Trump domina el Partido Republicano, y eso afecta a todos los estadounidenses

Con las victorias de Donald Trump el martes, está cerca de conseguir los 1215 delegados necesarios para ganar la nominación presidencial del Partido Republicano.

Lo que queda es una formalidad. El partido se ha convertido en un instrumento para las ambiciones de Trump y, con la salida de Nikki Haley, es casi seguro que será su abanderado por tercera vez.

Es una tragedia para el Partido Republicano y para el país al que pretende servir.

En una democracia sana, los partidos políticos son organizaciones consagradas a elegir políticos que comparten un conjunto de valores y aspiraciones legislativas. Funcionan como parte de la maquinaria de la política, trabajan con los funcionarios electos y las autoridades para que se celebren las elecciones. Sus integrantes externan sus diferencias al interior del partido para reforzar y afinar sus posturas. En la democracia bipartidista estadounidense, republicanos y demócratas se han alternado periódicamente la Casa Blanca y han compartido el poder en el Congreso, un sistema que se ha mantenido estable por más de un siglo.

El Partido Republicano está renunciando a todas esas responsabilidades y, en su lugar, se ha convertido en una organización cuyo objetivo es la elección de una persona a expensas de cualquier otra cosa, incluida la integridad, los principios, la política y el patriotismo. Como individuo, Trump ha demostrado un desdén por la Constitución y el Estado de derecho que hace que no sea apto para ocupar la presidencia. Pero cuando todo un partido político, en particular uno de los dos principales partidos de un país tan poderoso como Estados Unidos, se convierte en una herramienta de esa persona y de sus ideas más peligrosas, el daño afecta a todos.

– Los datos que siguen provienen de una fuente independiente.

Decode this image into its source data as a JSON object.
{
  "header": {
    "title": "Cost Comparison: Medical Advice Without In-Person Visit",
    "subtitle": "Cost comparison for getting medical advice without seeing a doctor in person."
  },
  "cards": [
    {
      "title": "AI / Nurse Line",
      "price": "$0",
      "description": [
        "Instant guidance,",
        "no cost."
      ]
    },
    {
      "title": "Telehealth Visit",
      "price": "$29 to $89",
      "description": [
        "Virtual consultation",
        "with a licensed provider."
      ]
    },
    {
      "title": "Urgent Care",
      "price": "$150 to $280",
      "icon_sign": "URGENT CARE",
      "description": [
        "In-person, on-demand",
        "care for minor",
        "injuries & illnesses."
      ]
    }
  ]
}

La capacidad de Trump para consolidar el control del Partido Republicano y derrotar con rapidez a sus contrincantes para la nominación se debe en parte al fervor de una base de partidarios que le han dado victorias sustanciales en casi todas las primarias celebradas hasta ahora. Sin embargo, su ventaja más importante tal vez sea que quedan pocos líderes en el Partido Republicano que parezcan dispuestos a defender una visión alternativa del futuro del partido. Quienes siguen oponiéndose a Trump de manera abierta son, en su mayoría, aquellos que han dejado sus cargos. Algunas de esas personas han dicho que temían hablar porque se enfrentaban a amenazas de violencia y represalias.
En unas primarias presidenciales tradicionales, la victoria indica un mandato democrático: el el ganador disfruta de la legitimidad popular, conferida por los electores del partido, pero también admite que los rivales derrotados y sus opiniones encontradas tengan espacio en el partido. Trump ya no lo tiene, pues ha utilizado las primarias como una herramienta para purgar la disidencia del partido. Los aspirantes republicanos que salieron de la contienda han tenido que demostrar su lealtad a él o arriesgarse a ser marginados. Su última rival republicana, Haley, es una dirigente con una trayectoria conservadora de décadas y quien formó parte del gabinete de Trump en su primer mandato. Ahora la ha aislado. “Esencialmente es una demócrata”, dijo el expresidente el día antes de su derrota en Carolina del Sur. “Creo que probablemente debería cambiar de partido”.